FRANCE

Nous ne savons s'il faut ranger dans la catégorie des nouvelles à sensation dont l'imagination des journalistes s'est montrée si prodigue depuis quelque temps, le bruit mis en circulation par un journal qui ne publie d'ordinaire ses informations qu'à bon escient: «On nous donne, dit le Temps, une nouvelle importante que les articles récents des journaux légitimistes faisaient déjà pressentir: le cabinet du 24 mai, reconnaissant que la restauration de la monarchie est impossible avec les prétentions bien connues du comte de Chambord et les dispositions également notoires de la majorité de l'Assemblée, serait résolu à proposer soit par lui-même, soit par l'intermédiaire de plusieurs députés, une prorogation des pouvoirs du maréchal de Mac-Mahon pour cinq ans.

«Quant aux lois constitutionnelles, le gouvernement les examinerait et les discuterait au même point de vue que MM. Thiers et Dufaure, c'est-à-dire au point de vue du fait républicain à maintenir à organiser.»

Malgré une note de l'agence Havas, datée de Versailles et déclarant que jusqu'à présent le conseil des ministres n'avait pris aucune détermination au sujet de la prorogation des pouvoirs du maréchal de Mac-Mahon, le Temps persiste dans ses affirmations; il ajoute même que le maréchal-président, dont les dispositions avaient d'abord paru douteuses, se serait déclaré prêt à accepter cette prorogation et que, dans la pensée du gouvernement, l'Assemblée se séparerait après avoir voté la loi électorale.
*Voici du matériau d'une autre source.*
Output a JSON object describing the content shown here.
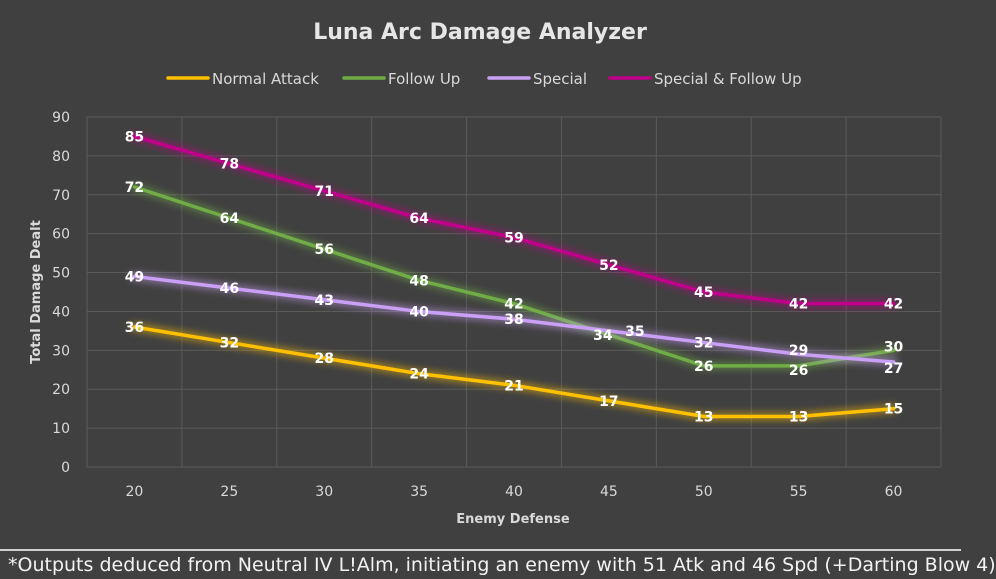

Nous n'avons pas besoin d'insister sur la gravité du fait que signale le Temps, s'il est exact. Ce ne serait rien moins, en effet, que le cabinet de Broglie reprenant pour son compte la politique de M. Thiers. Resterait à savoir si la majorité suivrait le cabinet dans un pareil changement de front et si elle n'y répondrait pas par un nouveau 24 mai.

En attendant, l'attention du conseil des ministres s'est portée sur les élections complémentaires destinées à pourvoir aux sièges vacants à l'Assemblée nationale et pour une partie desquelles les délais de convocation légaux vont expirer. Les journaux de la droite voient avec peine arriver cette échéance inévitable et s'efforcent de répondre par avance aux suggestions des feuilles républicaines, qui en escomptent les résultats.

Nous n'entreprendrons pas de résumer les subtilités de toutes sortes auxquelles les journaux se laissent aller à ce sujet; qu'il nous suffise de citer, comme une des plus curieuses, cette théorie émise par le Français, et d'après laquelle il n'y aurait pas lieu de convoquer les électeurs dans un département lorsqu'une seule vacance se serait produite dans sa représentation.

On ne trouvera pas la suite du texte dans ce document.